After thoroughly exposing and instructing the church as to the source of their worldly ideas regarding the wisdom and power of the Gospel message, and then plainly rebuking them for their worldly, pro-Paul, pro-Apollos party spirit, in the first four verses of chapter 3, Paul then transitions to discuss the proper role of Christian ministry and its place within the church. The Corinthians were ignoring two important truths about Christian leaders.
First, that Christian leaders are servants – a word used of table waiters – not a high and lofty word they would associate with the great orators in the Corinthian world. The servant status of Christian leaders is consistent with the idea that they are not to be given any allegiance that is reserved for God alone.
And second, God cares about His church and holds his leaders accountable for how they build it. One can sense the tension here as church leaders are servants, but yet accountable for how they lead the church.
Paul makes these two points with two analogies – an agricultural one (“parks” 3:5-9a) and an architectural one (“buildings” 3:9b-15). Finally he warns them (3:16-17) with a strong rhetorical question, that they must not allow their petty partisanship destroy God’s temple.

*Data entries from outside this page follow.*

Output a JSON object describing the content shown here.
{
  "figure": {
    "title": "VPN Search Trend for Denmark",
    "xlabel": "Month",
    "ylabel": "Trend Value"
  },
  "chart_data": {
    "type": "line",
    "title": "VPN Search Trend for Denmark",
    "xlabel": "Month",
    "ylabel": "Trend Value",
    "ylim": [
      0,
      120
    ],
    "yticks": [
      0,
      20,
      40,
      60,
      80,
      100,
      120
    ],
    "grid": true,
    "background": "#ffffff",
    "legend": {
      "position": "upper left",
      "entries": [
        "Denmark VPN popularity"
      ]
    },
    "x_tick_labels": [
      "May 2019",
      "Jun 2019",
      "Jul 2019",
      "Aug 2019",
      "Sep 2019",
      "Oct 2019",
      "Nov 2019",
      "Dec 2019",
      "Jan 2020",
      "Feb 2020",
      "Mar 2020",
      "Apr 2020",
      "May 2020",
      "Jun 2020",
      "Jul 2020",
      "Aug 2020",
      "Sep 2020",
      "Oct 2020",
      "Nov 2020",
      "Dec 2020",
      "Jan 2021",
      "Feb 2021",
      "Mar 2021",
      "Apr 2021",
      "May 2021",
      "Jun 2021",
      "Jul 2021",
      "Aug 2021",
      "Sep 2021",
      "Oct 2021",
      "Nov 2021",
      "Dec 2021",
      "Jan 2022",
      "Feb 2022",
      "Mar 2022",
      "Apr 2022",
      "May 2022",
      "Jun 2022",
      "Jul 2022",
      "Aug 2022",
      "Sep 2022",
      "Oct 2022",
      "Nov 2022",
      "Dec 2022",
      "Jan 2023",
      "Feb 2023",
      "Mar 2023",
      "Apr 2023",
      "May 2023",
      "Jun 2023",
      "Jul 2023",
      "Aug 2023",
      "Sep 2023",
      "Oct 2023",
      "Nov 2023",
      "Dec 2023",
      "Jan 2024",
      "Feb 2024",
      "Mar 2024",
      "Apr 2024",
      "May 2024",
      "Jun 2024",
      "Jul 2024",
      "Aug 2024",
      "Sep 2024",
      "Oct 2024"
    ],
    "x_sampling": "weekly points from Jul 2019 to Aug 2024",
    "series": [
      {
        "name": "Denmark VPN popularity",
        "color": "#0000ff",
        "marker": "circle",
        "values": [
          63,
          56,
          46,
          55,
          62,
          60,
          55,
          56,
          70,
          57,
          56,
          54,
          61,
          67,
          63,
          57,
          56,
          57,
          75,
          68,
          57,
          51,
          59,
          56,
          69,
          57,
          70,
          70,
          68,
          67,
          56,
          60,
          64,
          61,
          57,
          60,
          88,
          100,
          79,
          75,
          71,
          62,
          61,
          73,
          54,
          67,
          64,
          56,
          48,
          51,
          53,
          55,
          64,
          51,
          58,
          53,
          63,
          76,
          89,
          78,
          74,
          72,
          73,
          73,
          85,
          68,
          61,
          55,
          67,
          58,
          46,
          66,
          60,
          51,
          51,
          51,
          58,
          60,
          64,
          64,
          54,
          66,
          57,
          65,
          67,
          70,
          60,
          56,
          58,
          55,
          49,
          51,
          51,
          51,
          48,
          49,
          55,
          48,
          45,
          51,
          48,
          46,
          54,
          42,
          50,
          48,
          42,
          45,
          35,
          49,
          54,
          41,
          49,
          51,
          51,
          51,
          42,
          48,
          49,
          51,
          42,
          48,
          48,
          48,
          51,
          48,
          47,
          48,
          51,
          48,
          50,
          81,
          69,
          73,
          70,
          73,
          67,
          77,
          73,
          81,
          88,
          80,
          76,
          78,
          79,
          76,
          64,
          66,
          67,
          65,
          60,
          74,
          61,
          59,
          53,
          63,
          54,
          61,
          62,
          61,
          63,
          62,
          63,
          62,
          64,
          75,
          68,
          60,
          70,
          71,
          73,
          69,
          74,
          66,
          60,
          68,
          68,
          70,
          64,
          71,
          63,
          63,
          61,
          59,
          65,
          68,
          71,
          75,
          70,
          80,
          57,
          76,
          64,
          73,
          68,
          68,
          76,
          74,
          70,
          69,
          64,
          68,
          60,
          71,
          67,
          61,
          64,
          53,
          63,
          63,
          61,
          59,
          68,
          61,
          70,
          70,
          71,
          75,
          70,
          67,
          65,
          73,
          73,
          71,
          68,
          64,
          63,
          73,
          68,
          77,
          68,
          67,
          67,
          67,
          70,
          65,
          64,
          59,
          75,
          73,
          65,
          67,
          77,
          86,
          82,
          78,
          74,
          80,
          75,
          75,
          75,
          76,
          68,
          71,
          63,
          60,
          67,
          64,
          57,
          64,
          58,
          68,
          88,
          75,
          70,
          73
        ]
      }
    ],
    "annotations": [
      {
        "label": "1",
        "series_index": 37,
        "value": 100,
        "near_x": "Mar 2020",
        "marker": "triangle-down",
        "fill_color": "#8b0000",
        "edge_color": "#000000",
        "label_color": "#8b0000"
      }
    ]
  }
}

Let’s first visit the “Parks Department.” Read verses 5-9 and see how Paul describes God and his workers. How is this description humbling? How is this description unbelievably exalting? Have you ever followed a man, either intentionally or unintentionally? Christian leaders are supposed to be examples to the flock, but they may be exalted beyond what they are. Servants do not gain their position by ambition or “natural gifting,” but they are given a specific assignment by the Lord. How do these verses safeguard us from making too much of the men we follow.
Now let’s visit the “Building Department.” Read verses 10-15. In his planting the church in Corinth, Paul laid the foundation, and since then, others have built upon it, but it is the building project as a whole that is important. So it is foolish to focus the praise on one or another of the builders who contributed to the project. Yet at the same time, the text places a heavy emphasis on the accountability of the builder. He must lay a foundation that is Jesus Christ and the Gospel alone, and then must build rightly upon foundation, or else suffer loss in the judgment.
Can you see the blunt application to the Christian minister today who uses things, other than the Gospel to build the church? What are some of the “wood, hay and stubble” materials, other than the Gospel, that churches have been built with in our day?